Aus den bereits 2015 online geteilten Ausschreibungs-Unterlagen geht hervor, dass Kalina ein neues Teleskop erhält, mit dem Laserstrahlen präzise auf Satelliten ausgerichtet werden können, schreibt Space Review weiter.

Die Existenz von Kalina lasse sich aus einer Reihe von Online-Beschaffungs- und Gerichtsdokumenten ableiten, die es wiederum ermöglichten, mehrere technische Veröffentlichungen zu finden, die höchstwahrscheinlich mit dem Projekt in Zusammenhang stünden.

Elektro-optische Kriegsführung

In den so gefundenen Dokumenten wird Kalina als Lasersystem für die elektro-optische Kriegsführung beschrieben, das gegnerische Satelliten dauerhaft blenden kann, indem es so helle Laserpulse aussendet, dass sie optische Sensoren beschädigen können. Das unterscheidet Kalina grundlegend von früheren Lasern, die lediglich darauf abzielten, Satelliten temporär zu blenden.

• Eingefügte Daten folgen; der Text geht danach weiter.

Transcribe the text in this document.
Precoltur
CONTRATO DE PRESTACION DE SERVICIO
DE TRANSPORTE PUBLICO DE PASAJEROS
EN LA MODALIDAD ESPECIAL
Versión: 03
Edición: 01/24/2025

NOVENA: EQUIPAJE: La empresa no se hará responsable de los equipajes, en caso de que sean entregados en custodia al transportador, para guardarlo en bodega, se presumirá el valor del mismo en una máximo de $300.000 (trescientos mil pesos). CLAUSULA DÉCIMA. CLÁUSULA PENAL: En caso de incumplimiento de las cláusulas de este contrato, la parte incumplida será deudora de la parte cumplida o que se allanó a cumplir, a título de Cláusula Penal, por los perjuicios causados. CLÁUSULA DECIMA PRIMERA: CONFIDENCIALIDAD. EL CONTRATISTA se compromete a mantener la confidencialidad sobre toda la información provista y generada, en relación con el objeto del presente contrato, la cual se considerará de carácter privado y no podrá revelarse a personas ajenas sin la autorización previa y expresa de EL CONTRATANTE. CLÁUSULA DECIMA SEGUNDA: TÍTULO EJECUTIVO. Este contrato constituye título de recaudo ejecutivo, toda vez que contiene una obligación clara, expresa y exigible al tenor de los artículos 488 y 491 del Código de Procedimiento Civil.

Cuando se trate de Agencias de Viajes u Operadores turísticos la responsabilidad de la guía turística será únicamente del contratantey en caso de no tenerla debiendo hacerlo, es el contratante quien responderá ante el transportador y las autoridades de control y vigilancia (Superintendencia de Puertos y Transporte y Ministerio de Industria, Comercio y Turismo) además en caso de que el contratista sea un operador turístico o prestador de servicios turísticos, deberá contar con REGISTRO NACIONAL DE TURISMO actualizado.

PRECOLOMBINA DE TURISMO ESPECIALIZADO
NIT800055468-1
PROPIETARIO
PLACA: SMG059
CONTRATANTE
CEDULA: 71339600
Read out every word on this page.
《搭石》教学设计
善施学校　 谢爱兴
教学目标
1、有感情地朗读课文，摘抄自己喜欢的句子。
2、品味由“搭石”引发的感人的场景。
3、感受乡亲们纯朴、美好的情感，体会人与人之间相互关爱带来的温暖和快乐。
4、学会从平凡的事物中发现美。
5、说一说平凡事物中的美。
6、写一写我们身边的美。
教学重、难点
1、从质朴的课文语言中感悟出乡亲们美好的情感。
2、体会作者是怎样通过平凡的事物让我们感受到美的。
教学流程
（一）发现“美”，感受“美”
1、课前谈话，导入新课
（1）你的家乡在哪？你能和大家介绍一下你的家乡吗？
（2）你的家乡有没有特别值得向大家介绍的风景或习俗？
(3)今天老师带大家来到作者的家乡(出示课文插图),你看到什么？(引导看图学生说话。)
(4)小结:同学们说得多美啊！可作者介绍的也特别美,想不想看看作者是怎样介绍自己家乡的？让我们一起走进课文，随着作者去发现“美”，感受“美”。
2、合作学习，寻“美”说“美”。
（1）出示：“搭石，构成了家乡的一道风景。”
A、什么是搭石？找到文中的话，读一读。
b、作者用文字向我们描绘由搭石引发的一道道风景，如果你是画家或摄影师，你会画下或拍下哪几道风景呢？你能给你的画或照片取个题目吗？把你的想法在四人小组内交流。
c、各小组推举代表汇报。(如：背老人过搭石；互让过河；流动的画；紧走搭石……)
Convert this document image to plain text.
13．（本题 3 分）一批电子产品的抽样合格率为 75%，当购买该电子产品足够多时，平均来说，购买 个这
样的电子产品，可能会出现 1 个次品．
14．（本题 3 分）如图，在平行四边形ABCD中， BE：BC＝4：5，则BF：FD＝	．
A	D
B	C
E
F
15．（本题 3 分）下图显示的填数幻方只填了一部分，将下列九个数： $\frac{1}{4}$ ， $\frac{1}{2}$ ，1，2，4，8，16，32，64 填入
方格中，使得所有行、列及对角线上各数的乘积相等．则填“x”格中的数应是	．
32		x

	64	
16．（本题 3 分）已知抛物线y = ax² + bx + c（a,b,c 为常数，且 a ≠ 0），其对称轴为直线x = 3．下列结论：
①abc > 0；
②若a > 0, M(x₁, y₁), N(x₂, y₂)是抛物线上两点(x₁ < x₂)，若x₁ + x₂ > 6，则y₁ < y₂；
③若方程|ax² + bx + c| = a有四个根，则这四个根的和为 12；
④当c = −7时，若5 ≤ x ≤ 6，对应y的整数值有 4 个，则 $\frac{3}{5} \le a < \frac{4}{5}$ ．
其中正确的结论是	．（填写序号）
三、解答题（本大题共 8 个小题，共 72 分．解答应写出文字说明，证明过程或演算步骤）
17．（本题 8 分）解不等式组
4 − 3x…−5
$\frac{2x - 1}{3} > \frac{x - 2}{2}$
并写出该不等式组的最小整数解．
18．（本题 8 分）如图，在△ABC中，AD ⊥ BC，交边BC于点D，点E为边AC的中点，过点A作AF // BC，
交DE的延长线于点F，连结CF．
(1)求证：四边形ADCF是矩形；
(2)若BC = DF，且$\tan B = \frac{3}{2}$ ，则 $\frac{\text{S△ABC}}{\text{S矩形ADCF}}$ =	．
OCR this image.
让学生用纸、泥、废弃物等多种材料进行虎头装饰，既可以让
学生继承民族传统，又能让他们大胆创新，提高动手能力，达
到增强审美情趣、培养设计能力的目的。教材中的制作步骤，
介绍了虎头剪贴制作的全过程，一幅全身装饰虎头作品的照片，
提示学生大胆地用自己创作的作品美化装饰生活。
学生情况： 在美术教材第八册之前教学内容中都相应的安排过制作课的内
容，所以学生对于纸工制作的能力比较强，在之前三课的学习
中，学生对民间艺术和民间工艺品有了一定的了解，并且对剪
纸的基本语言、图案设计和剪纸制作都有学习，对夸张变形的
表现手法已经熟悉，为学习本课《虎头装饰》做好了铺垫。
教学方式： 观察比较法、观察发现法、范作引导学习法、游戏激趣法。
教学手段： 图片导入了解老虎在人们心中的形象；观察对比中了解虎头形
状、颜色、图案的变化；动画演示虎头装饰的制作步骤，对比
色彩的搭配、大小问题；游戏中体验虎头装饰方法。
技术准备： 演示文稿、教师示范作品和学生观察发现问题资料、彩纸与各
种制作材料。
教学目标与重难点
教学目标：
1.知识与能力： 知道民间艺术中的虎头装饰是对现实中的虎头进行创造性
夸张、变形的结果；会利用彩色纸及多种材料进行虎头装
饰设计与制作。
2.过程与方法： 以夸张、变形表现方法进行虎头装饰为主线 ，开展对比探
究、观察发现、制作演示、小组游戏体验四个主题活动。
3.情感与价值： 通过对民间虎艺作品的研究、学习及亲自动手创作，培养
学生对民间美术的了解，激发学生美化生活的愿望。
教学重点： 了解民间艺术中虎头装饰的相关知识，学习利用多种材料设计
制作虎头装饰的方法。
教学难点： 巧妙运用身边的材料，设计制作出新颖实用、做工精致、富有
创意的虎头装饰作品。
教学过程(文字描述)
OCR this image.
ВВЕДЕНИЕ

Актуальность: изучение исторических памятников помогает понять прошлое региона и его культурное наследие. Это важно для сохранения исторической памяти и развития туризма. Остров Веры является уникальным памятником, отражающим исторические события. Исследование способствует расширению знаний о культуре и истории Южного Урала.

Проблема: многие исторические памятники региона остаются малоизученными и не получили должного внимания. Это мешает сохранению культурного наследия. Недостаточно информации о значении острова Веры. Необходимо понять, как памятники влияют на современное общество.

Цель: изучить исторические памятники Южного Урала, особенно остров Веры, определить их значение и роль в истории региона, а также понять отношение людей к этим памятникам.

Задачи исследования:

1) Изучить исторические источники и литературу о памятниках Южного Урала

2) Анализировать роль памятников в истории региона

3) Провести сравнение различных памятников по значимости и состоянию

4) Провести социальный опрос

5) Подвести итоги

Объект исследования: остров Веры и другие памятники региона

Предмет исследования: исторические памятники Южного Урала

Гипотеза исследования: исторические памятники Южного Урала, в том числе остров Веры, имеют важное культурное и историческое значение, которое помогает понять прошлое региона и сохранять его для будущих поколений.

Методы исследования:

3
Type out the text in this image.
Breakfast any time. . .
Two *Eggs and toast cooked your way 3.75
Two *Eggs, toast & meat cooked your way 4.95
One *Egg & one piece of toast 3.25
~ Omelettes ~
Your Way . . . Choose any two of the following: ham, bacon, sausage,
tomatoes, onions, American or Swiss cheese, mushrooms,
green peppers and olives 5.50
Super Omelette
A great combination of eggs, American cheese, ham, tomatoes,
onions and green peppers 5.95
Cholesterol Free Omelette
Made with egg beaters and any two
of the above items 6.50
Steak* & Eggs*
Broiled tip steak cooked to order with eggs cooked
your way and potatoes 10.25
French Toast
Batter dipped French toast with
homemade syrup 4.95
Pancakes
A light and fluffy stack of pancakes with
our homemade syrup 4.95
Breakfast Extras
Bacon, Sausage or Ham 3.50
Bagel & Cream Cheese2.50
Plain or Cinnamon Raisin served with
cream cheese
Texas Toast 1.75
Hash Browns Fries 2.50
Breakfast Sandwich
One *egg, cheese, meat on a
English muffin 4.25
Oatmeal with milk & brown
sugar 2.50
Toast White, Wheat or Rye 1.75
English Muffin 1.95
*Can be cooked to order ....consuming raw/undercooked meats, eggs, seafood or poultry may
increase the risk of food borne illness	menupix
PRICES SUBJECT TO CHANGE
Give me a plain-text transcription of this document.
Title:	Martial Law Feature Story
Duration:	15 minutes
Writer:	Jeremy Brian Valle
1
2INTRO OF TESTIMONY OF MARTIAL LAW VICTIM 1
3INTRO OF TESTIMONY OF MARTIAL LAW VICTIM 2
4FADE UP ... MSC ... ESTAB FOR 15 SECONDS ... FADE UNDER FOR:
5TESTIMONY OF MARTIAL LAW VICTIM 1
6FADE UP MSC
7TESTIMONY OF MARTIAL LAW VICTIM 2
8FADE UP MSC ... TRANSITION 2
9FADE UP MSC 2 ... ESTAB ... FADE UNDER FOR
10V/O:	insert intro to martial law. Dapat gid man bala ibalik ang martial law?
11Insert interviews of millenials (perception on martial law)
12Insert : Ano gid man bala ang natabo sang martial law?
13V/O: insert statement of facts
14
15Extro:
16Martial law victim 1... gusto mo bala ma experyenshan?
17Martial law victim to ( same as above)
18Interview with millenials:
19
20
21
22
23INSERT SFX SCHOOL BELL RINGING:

Noch sei allerdings unklar, wann und ob das Lasersystem in Betrieb gehen soll. Es wird vermutet, dass es bei der Entwicklung zu Verzögerungen kam, weil ein wichtiger Lieferant des Optiksystems im Juli 2021 in Konkurs ging. Weiter könnte die Laserwaffe auch von den verschiedenen Wirtschaftssanktionen betroffen sein, die seit 2014 gegen Russland verhängt wurden, insbesondere im Zusammenhang mit der Einfuhr von Elektronikteilen.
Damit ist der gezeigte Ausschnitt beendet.